Tuesday 30 December 2014

Carnival: Part Two

Hello everyone, this is the second part of the short story I'd started writing.  For Part One of Carnival, please click here.





Part Two



Robin chuckled to himself as he remembered his plan; he'd almost forgotten it for a few minutes there.  He'd left the painting in his studio in plain sight: heck, you could even see it from the roof of the Carnival Tower if you wanted to. Of course, she hadn't known that. She probably thought she'd stolen it.

He wondered if she herself would recognize the signs she kept talking about: signs someone is lying to you, signs someone is feeling uncomfortable, signs someone is in love with you--he smiled and grabbed her diary off of his desk, and turned to the last story.

It was called “Carnival".

Nice story--I've read it once, he thought, but I'd still like to read it again.  It was about two people, Jason and Rita, and each was madly in love with the other, but neither could work up the courage to share the way they felt.

Kind of like us, he thought--and corrected himself-- like me.  He still didn't know if she loved him.  He read on.

Rita was a writer, and Jason was a painter. Rita liked rainbows and starry nights and dreamed of falling in love one day (with one particular person), while Jason loved watching the sunsets, and generally busied himself with thoughts about weaving the things she liked into one of his own paintings: nothing too conspicuous, just a faint rainbow with daisies in the foreground, the sun still hiding behind the puffy white clouds.

They had met on a park bench on a sunny Saturday afternoon, and just when neither of them had felt the day could get any better, it did.  


And after that, of course, there was the usual exchange of phone numbers and the phone calls that went long into the starry nights, and secret meeting places, too.  The rocky patch near the creek in the forest was their favourite.  After Jason finished art school and Rita, her degree in English Literature, they would spend a large part of their days together, him painting, and her conjuring a story out of what she saw and believed.  

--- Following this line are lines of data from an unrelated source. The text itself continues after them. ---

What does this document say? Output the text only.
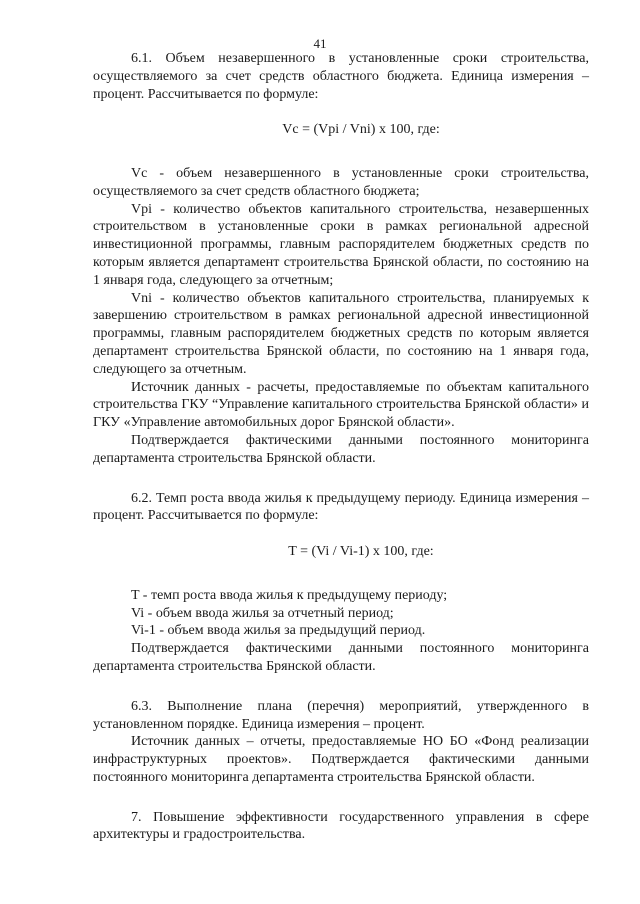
41

6.1. Объем незавершенного в установленные сроки строительства, осуществляемого за счет средств областного бюджета. Единица измерения – процент. Рассчитывается по формуле:

Vc = (Vpi / Vni) x 100, где:

Vc - объем незавершенного в установленные сроки строительства, осуществляемого за счет средств областного бюджета;

Vpi - количество объектов капитального строительства, незавершенных строительством в установленные сроки в рамках региональной адресной инвестиционной программы, главным распорядителем бюджетных средств по которым является департамент строительства Брянской области, по состоянию на 1 января года, следующего за отчетным;

Vni - количество объектов капитального строительства, планируемых к завершению строительством в рамках региональной адресной инвестиционной программы, главным распорядителем бюджетных средств по которым является департамент строительства Брянской области, по состоянию на 1 января года, следующего за отчетным.

Источник данных - расчеты, предоставляемые по объектам капитального строительства ГКУ “Управление капитального строительства Брянской области» и ГКУ «Управление автомобильных дорог Брянской области».

Подтверждается фактическими данными постоянного мониторинга департамента строительства Брянской области.

6.2. Темп роста ввода жилья к предыдущему периоду. Единица измерения – процент. Рассчитывается по формуле:

T = (Vi / Vi-1) x 100, где:

T - темп роста ввода жилья к предыдущему периоду;

Vi - объем ввода жилья за отчетный период;

Vi-1 - объем ввода жилья за предыдущий период.

Подтверждается фактическими данными постоянного мониторинга департамента строительства Брянской области.

6.3. Выполнение плана (перечня) мероприятий, утвержденного в установленном порядке. Единица измерения – процент.

Источник данных – отчеты, предоставляемые НО БО «Фонд реализации инфраструктурных проектов». Подтверждается фактическими данными постоянного мониторинга департамента строительства Брянской области.

7. Повышение эффективности государственного управления в сфере архитектуры и градостроительства.
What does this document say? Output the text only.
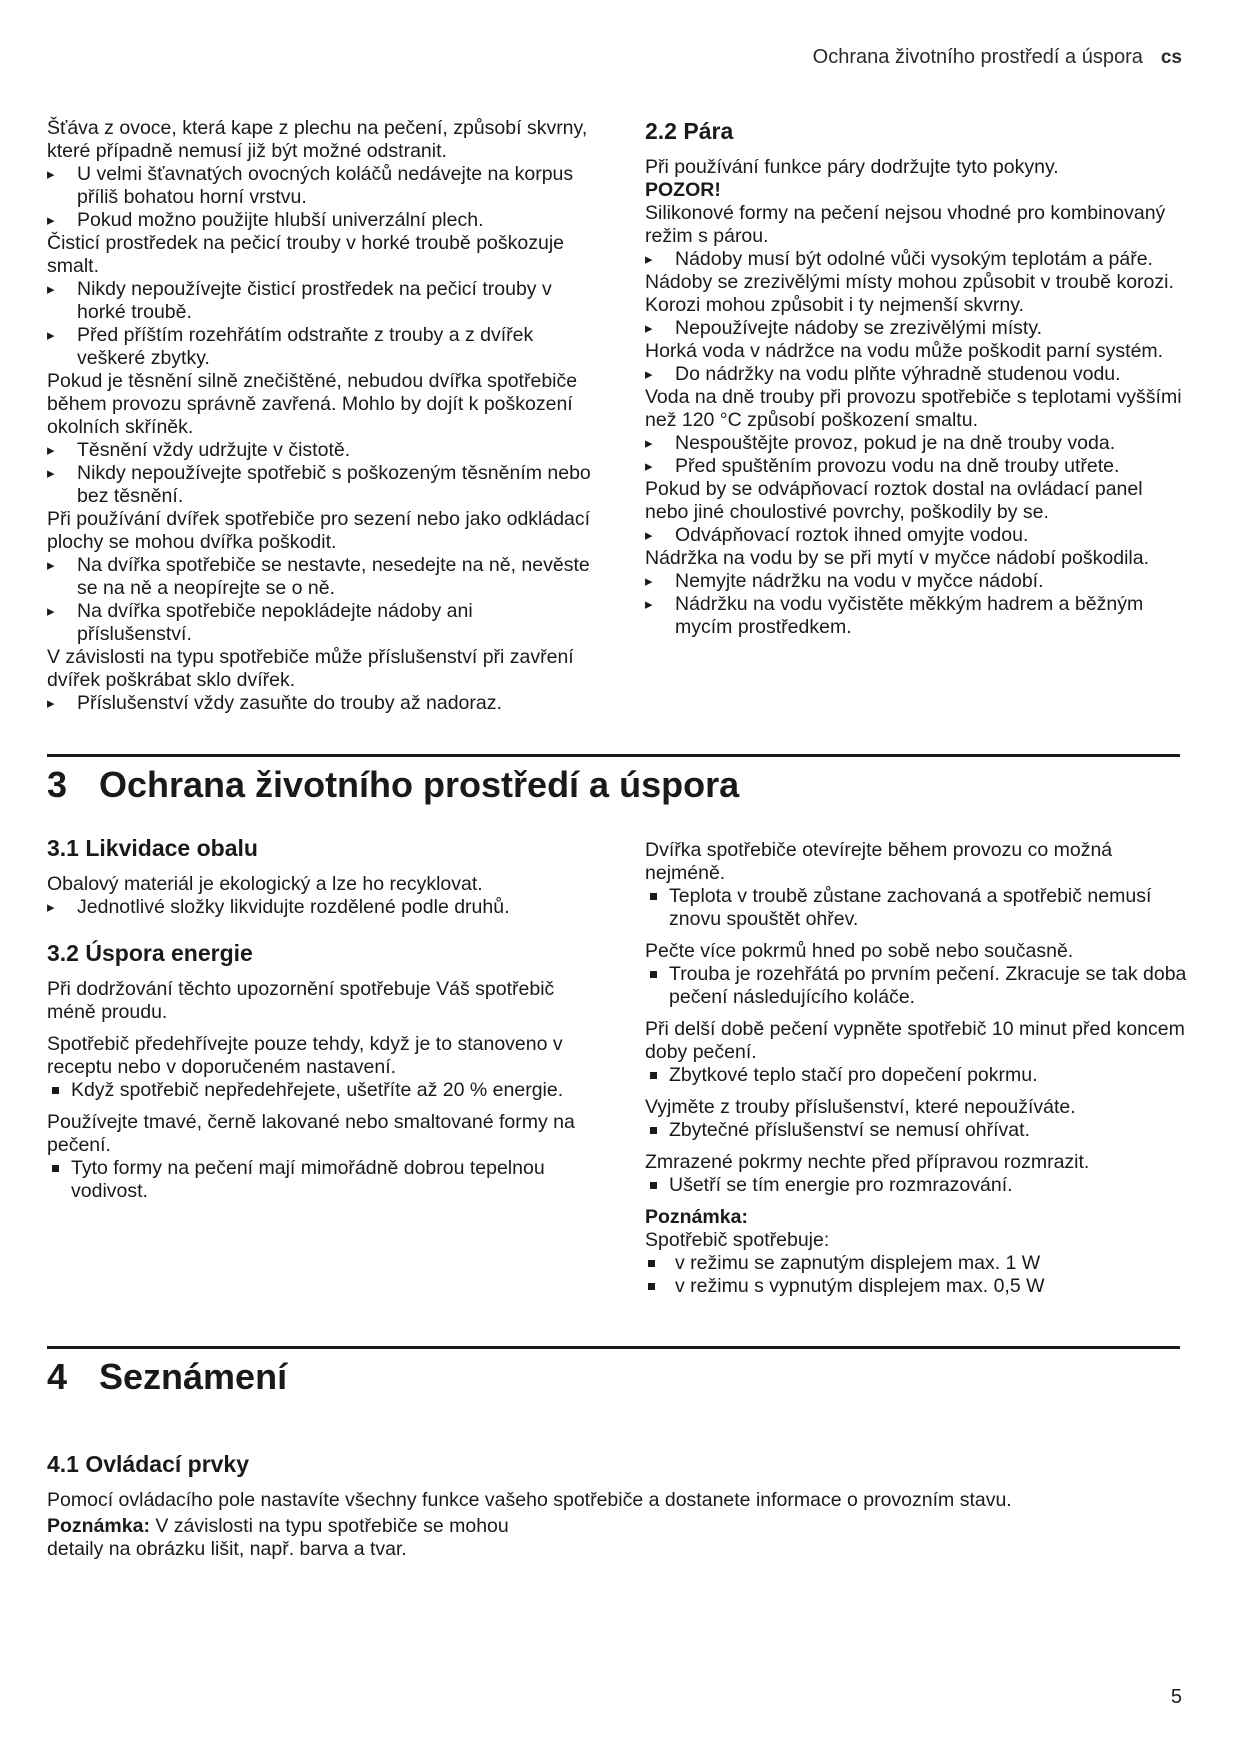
Ochrana životního prostředí a úspora cs

Šťáva z ovoce, která kape z plechu na pečení, způsobí skvrny, které případně nemusí již být možné odstranit.

▸ U velmi šťavnatých ovocných koláčů nedávejte na korpus příliš bohatou horní vrstvu.

▸ Pokud možno použijte hlubší univerzální plech.

Čisticí prostředek na pečicí trouby v horké troubě poškozuje smalt.

▸ Nikdy nepoužívejte čisticí prostředek na pečicí trouby v horké troubě.

▸ Před příštím rozehřátím odstraňte z trouby a z dvířek veškeré zbytky.

Pokud je těsnění silně znečištěné, nebudou dvířka spotřebiče během provozu správně zavřená. Mohlo by dojít k poškození okolních skříněk.

▸ Těsnění vždy udržujte v čistotě.

▸ Nikdy nepoužívejte spotřebič s poškozeným těsněním nebo bez těsnění.

Při používání dvířek spotřebiče pro sezení nebo jako odkládací plochy se mohou dvířka poškodit.

▸ Na dvířka spotřebiče se nestavte, nesedejte na ně, nevěste se na ně a neopírejte se o ně.

▸ Na dvířka spotřebiče nepokládejte nádoby ani příslušenství.

V závislosti na typu spotřebiče může příslušenství při zavření dvířek poškrábat sklo dvířek.

▸ Příslušenství vždy zasuňte do trouby až nadoraz.

2.2 Pára

Při používání funkce páry dodržujte tyto pokyny.

POZOR!

Silikonové formy na pečení nejsou vhodné pro kombinovaný režim s párou.

▸ Nádoby musí být odolné vůči vysokým teplotám a páře.

Nádoby se zrezivělými místy mohou způsobit v troubě korozi. Korozi mohou způsobit i ty nejmenší skvrny.

▸ Nepoužívejte nádoby se zrezivělými místy.

Horká voda v nádržce na vodu může poškodit parní systém.

▸ Do nádržky na vodu plňte výhradně studenou vodu.

Voda na dně trouby při provozu spotřebiče s teplotami vyššími než 120 °C způsobí poškození smaltu.

▸ Nespouštějte provoz, pokud je na dně trouby voda.

▸ Před spuštěním provozu vodu na dně trouby utřete.

Pokud by se odvápňovací roztok dostal na ovládací panel nebo jiné choulostivé povrchy, poškodily by se.

▸ Odvápňovací roztok ihned omyjte vodou.

Nádržka na vodu by se při mytí v myčce nádobí poškodila.

▸ Nemyjte nádržku na vodu v myčce nádobí.

▸ Nádržku na vodu vyčistěte měkkým hadrem a běžným mycím prostředkem.

3 Ochrana životního prostředí a úspora
3.1 Likvidace obalu

Obalový materiál je ekologický a lze ho recyklovat.

▸ Jednotlivé složky likvidujte rozdělené podle druhů.

3.2 Úspora energie

Při dodržování těchto upozornění spotřebuje Váš spotřebič méně proudu.

Spotřebič předehřívejte pouze tehdy, když je to stanoveno v receptu nebo v doporučeném nastavení.

Když spotřebič nepředehřejete, ušetříte až 20 % energie.

Používejte tmavé, černě lakované nebo smaltované formy na pečení.

Tyto formy na pečení mají mimořádně dobrou tepelnou vodivost.

Dvířka spotřebiče otevírejte během provozu co možná nejméně.

Teplota v troubě zůstane zachovaná a spotřebič nemusí znovu spouštět ohřev.

Pečte více pokrmů hned po sobě nebo současně.

Trouba je rozehřátá po prvním pečení. Zkracuje se tak doba pečení následujícího koláče.

Při delší době pečení vypněte spotřebič 10 minut před koncem doby pečení.

Zbytkové teplo stačí pro dopečení pokrmu.

Vyjměte z trouby příslušenství, které nepoužíváte.

Zbytečné příslušenství se nemusí ohřívat.

Zmrazené pokrmy nechte před přípravou rozmrazit.

Ušetří se tím energie pro rozmrazování.

Poznámka:

Spotřebič spotřebuje:

v režimu se zapnutým displejem max. 1 W

v režimu s vypnutým displejem max. 0,5 W

4 Seznámení
4.1 Ovládací prvky

Pomocí ovládacího pole nastavíte všechny funkce vašeho spotřebiče a dostanete informace o provozním stavu.

Poznámka: V závislosti na typu spotřebiče se mohou

detaily na obrázku lišit, např. barva a tvar.

5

Robin sighed.  Jason and Rita--although they were characters in a story--had found happiness in each other, a kind of happiness he would, possibly, never find, and he didn't know if it--


That's it, he thought, and stopped himself.


To hell with this 'what if she doesn't love me' nonsense!  If she does, excellent, and if she doesn't, I can always move on.  No big deal.


He carefully placed the diary back on the table, wrote out a note for Laura, and grabbed his bike and sped off to the candy store.



*




(To be continued...)

Sunday 7 December 2014

Carnival: Part One

Part One


 



“If you have even one solitary light guiding you, remember, you are not alone in the tunnel of darkness. But even if you have no candles to light your path, look skyward, and rebehold the stars.  They will be your companions."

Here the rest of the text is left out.